By Dave Lieber
The Dallas Morning News
Originally published Aug. 7, 2014

Let’s pretend today that I run my own court. Watchdog Nation’s Court of Open Government.

We pretend to prosecute governments who we think violate the spirit of the Texas Public Information Act. (Hey, somebody has to, because in real life it almost never happens.)

You play judge.

Today I unseal a four-count pretend indictment for obstruction of release of public records against Dallas Area Rapid Transit. Yep, I’m throwing a dart at DART.

Opening statement

Last year, I filed an open records request seeking copies of public complaints about DART’s paratransit system from disabled passengers who can’t ride on buses or trains. The request covered May through August 2013.

DART appealed to the Texas attorney general on the grounds that the complaints contained personal information and shouldn’t be released. An appeal is allowed by state law, but doing so delays the release for months.

The transit agency told the AG: “The release of the complaints to the general public is of no legitimate concern to the public.”

Fortunately, the attorney general’s office ruled that you have a right to know about DART complaints. After some personal information such as names and email addresses were deleted, DART provided me with the records.

The Watchdog published a summary of complaints in December that showed that vendor MV Transportation provided awful service. Passengers sat in urine. Drivers were unclean. Seat belts didn’t work. And on and on. A thousand pages worth.

After that, the company promised to improve. DART’s board extended MV Transportation’s contract.

Curious about how that’s working out, I filed a second request last month seeking complaints covering January to July of this year.

I warned DART in my letter: “This is similar to the request that I made last year. In that request, you went to the attorney general and he ruled that you should turn the information over to me. Therefore, I wish to also request that you do not refer this request to the AG since he has already ruled that the information should be public.”

What does DART do?
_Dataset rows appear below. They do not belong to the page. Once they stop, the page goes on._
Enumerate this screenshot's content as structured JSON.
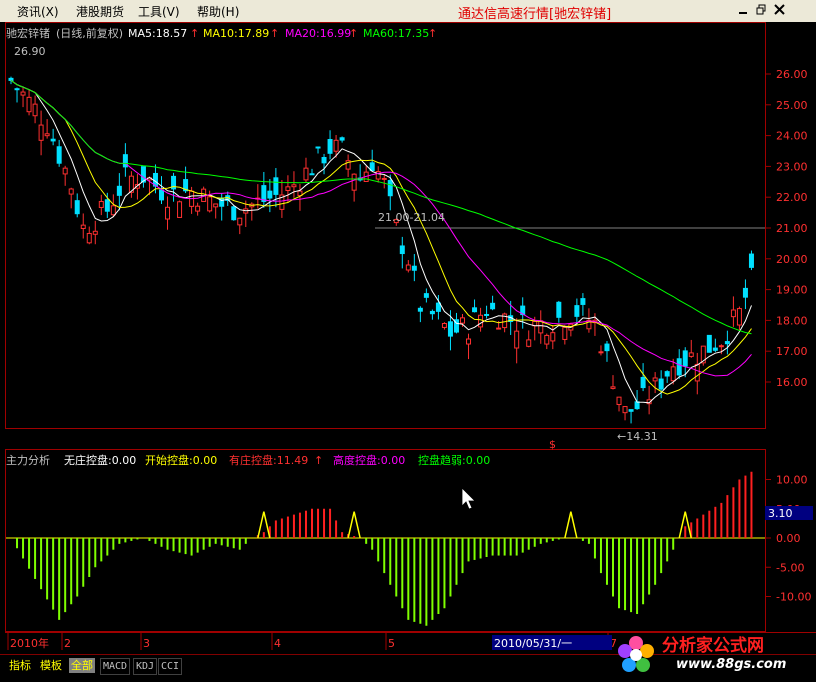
{
  "menu": {
    "items": [
      "资讯(X)",
      "港股期货",
      "工具(V)",
      "帮助(H)"
    ],
    "app_title": "通达信高速行情[驰宏锌锗]"
  },
  "price_panel": {
    "stock_name": "驰宏锌锗",
    "period": "(日线,前复权)",
    "ma": [
      {
        "label": "MA5:18.57",
        "color": "#ffffff"
      },
      {
        "label": "MA10:17.89",
        "color": "#ffff00"
      },
      {
        "label": "MA20:16.99",
        "color": "#ff00ff"
      },
      {
        "label": "MA60:17.35",
        "color": "#00ff00"
      }
    ],
    "high_marker": "26.90",
    "low_marker": "←14.31",
    "range_marker": "21.00-21.04",
    "axis_ticks": [
      "26.00",
      "25.00",
      "24.00",
      "23.00",
      "22.00",
      "21.00",
      "20.00",
      "19.00",
      "18.00",
      "17.00",
      "16.00"
    ]
  },
  "indicator_panel": {
    "name": "主力分析",
    "stats": [
      {
        "label": "无庄控盘:0.00",
        "color": "#ffffff"
      },
      {
        "label": "开始控盘:0.00",
        "color": "#ffff00"
      },
      {
        "label": "有庄控盘:11.49",
        "color": "#ff3030"
      },
      {
        "label": "高度控盘:0.00",
        "color": "#ff00ff"
      },
      {
        "label": "控盘趋弱:0.00",
        "color": "#00ff00"
      }
    ],
    "current_value": "3.10",
    "axis_ticks": [
      "10.00",
      "5.00",
      "0.00",
      "-5.00",
      "-10.00"
    ]
  },
  "time_axis": {
    "labels": [
      "2010年",
      "2",
      "3",
      "4",
      "5",
      "7"
    ],
    "cursor_date": "2010/05/31/一"
  },
  "tabs": [
    "指标",
    "模板",
    "全部",
    "MACD",
    "KDJ",
    "CCI"
  ],
  "logo": {
    "text": "分析家公式网",
    "url_text": "www.88gs.com"
  }
}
It’s the reason we’re here. DART files an AG appeal anyway.

Once, I understand. Twice? I will argue that’s a deliberate stall.

Four-count (pretend) indictment

First, wrongful appeal. State law forbids governments from appealing requests to the AG if “the governmental body has previously requested and received a determination from the AG concerning the precise information at issue in a pending request.”

I maintain this is precisely the same information, except a different date.

What does DART say? DART Senior Assistant General Counsel Halfreda Anderson-Nelson says, “I don’t feel like this is the same information based on the time period . … Otherwise, it would be a previous determination.”

When I protest, she says, “I think we have a fundamental disagreement.”

Second, permission already granted. Anderson-Nelson appeals, saying personal information needs to be kept confidential.

In my request letter sent last month, I write: “I also give you permission to redact personal information that you see fit such as name, email addresses, etc.”

This is standard language I use in all my requests. Usually in other governments, it prevents an appeal.

I try to write broadly so they can’t block my request on a technicality. In this case I use the phrases “as you see fit” and “etc.” on purpose to make it universal.

When I argue this with Anderson-Nelson, she insists: “It didn’t say you gave us permission to redact any privacy information.”

“It’s my point of view,” she says, “that I’m going to go to the AG if there is information in there that does not need to be released. This deals with highly sensitive information. Yes, I do go to the AG.”

Third, people do care. Anderson-Nelson again argues to the AG that my request for complaints from paratransit passengers is “of no legitimate concern to the public.”

Fourth, poor follow-up. I end my letter with the phrase “Please contact me for further information about this request.” Often, open records administrators will call and ask about redactions to avoid a delay. Not DART.

Closing statements

When governments delay releasing open records, they violate state law that beautifully reminds that public records belong to us; government is merely their custodian.

DART: “It isn’t the same information,” Anderson-Nelson concludes. “The request is for a different time period that calls for different information. Within that information there are privacy implications if we release it.”

So I ask you reader: Your Honor, how do you rule?